Fig. 6.. Knockdown of Cx40 or ephrin B1 (EFNB1) expression in primary adult ACFs before coculture with iPSC-aCMs.

(A) Verification of siRNA-mediated EFNB1 knockdown via gene expression analysis in ACFs 7 days following transfection (n = 6). Collagen 1a1 (COL1A1) was used an untargeted control ACF gene. Knocking down EFNB1 in ACFs before coculture (B) lowers speed of iPSC-aCM contraction movement (n = 8) and (C) disrupts sarcomere organization in iPSC-aCMs as visualized via immunostaining of cTnT and α-actinin. (D) Verification of siRNA-mediated Cx40 (GJA5) knockdown via gene expression analysis in ACFs 7 days following transfection (n = 6). (E) Knocking down GJA5 in ACFs before coculture lowers speed of iPSC-aCM contraction movement (n = 8). Scale bar, 20 µm.

Fig. 7.. Prototypical drug response of iPSC-aCMs.
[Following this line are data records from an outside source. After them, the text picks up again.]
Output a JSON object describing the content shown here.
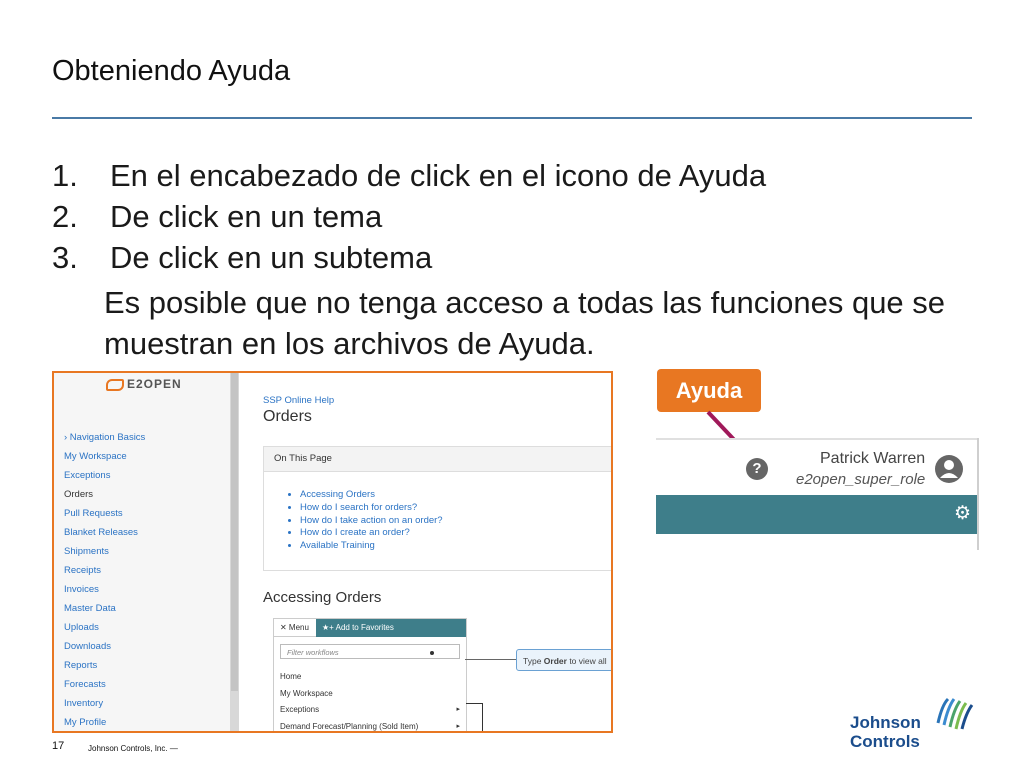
{
  "slide": {
    "title": "Obteniendo Ayuda",
    "steps": [
      {
        "num": "1.",
        "text": "En el encabezado de click en el icono de Ayuda"
      },
      {
        "num": "2.",
        "text": "De click en un tema"
      },
      {
        "num": "3.",
        "text": "De click en un subtema"
      }
    ],
    "note": "Es posible que no tenga acceso a todas las funciones que se muestran en los archivos de Ayuda.",
    "page_number": "17",
    "company_footer": "Johnson Controls, Inc. —",
    "brand_logo": "Johnson Controls",
    "accent_color": "#e87722"
  },
  "help_screenshot": {
    "logo": "E2OPEN",
    "nav": [
      {
        "label": "› Navigation Basics",
        "type": "link"
      },
      {
        "label": "My Workspace",
        "type": "link"
      },
      {
        "label": "Exceptions",
        "type": "link"
      },
      {
        "label": "Orders",
        "type": "current"
      },
      {
        "label": "Pull Requests",
        "type": "link"
      },
      {
        "label": "Blanket Releases",
        "type": "link"
      },
      {
        "label": "Shipments",
        "type": "link"
      },
      {
        "label": "Receipts",
        "type": "link"
      },
      {
        "label": "Invoices",
        "type": "link"
      },
      {
        "label": "Master Data",
        "type": "link"
      },
      {
        "label": "Uploads",
        "type": "link"
      },
      {
        "label": "Downloads",
        "type": "link"
      },
      {
        "label": "Reports",
        "type": "link"
      },
      {
        "label": "Forecasts",
        "type": "link"
      },
      {
        "label": "Inventory",
        "type": "link"
      },
      {
        "label": "My Profile",
        "type": "link"
      }
    ],
    "breadcrumb": "SSP Online Help",
    "page_title": "Orders",
    "on_this_page": {
      "heading": "On This Page",
      "links": [
        "Accessing Orders",
        "How do I search for orders?",
        "How do I take action on an order?",
        "How do I create an order?",
        "Available Training"
      ]
    },
    "section_title": "Accessing Orders",
    "mini_menu": {
      "menu_label": "✕ Menu",
      "favorites_label": "★+ Add to Favorites",
      "filter_placeholder": "Filter workflows",
      "items": [
        {
          "label": "Home",
          "arrow": ""
        },
        {
          "label": "My Workspace",
          "arrow": ""
        },
        {
          "label": "Exceptions",
          "arrow": "▸"
        },
        {
          "label": "Demand Forecast/Planning (Sold Item)",
          "arrow": "▸"
        }
      ],
      "tooltip_prefix": "Type ",
      "tooltip_bold": "Order",
      "tooltip_suffix": " to view all"
    }
  },
  "header_screenshot": {
    "badge_label": "Ayuda",
    "help_icon": "?",
    "user_name": "Patrick Warren",
    "user_role": "e2open_super_role",
    "gear_icon": "⚙",
    "bar_color": "#3e7e8a"
  }
}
(A) Isoproterenol (ISO)–treated RM and PC showed a statistically significant decrease in APD₉₀, relative to vehicle [dimethyl sulfoxide (DMSO)]–treated control cultures; the relative decrease in APD₉₀ was higher in PC compared to RM. (B) PC showed a significant decrease in APD₉₀ when treated with verapamil (VER), while an increase was observed in RM. (C) PC showed a significant increase in APD₉₀ in response to dofetilide (DOF), while no significant difference was observed in RM. (D) Flecainide (FLEC)–treated RM and PC both showed a significant increase in APD₉₀. All panels have n = 24 cells. *P < 0.05, **P < 0.01, ***P < 0.001, and ****P < 0.0001.

Fig. 8.. Modeling AF in iPSC-aCMs with E428K mutation in SCN5A.

(A) Left to right: Schematics of family tree with E428K mutation and an unaffected genetic control (wild type), isolation of peripheral blood mononuclear cells (PBMCs), generation of iPSCs from PBMCs, and CRISPR correction to generate a genome-corrected (GC) control. Diagram constructed in BioRender. (B) OVM traces comparing PC to RM for the iPSC lines showed a uniform beating pattern in the control line and an irregular beating pattern in the E428K line, which was corrected with the E248K-GC line. (C) An increase in beats per minute was observed in the E428K line versus control and GC lines; however, values were higher in RM versus PC, which was closer to the adult heart’s beating rates (n = 8 cells). (D) An increase in coefficient of variation (mean peak-to-peak interval divided by the SD) was observed in the E428K line compared to the control and GC lines in both RM and PC (n = 8 cells for control and E428K-GC lines; n = 11 cells for RM E428K line; n = 14 cells for PC E428K line). (E) Coefficient of variation was significantly decreased in E428K-PC treated with both 1 and 10 μM ranolazine (Rano), whereas a significant decrease was observed only at 10 μM Rano treatment in E428K-RM, suggesting that PC are more sensitive to Rano treatment (n = 11 cells). *P < 0.05, **P < 0.01, and ****P < 0.0001.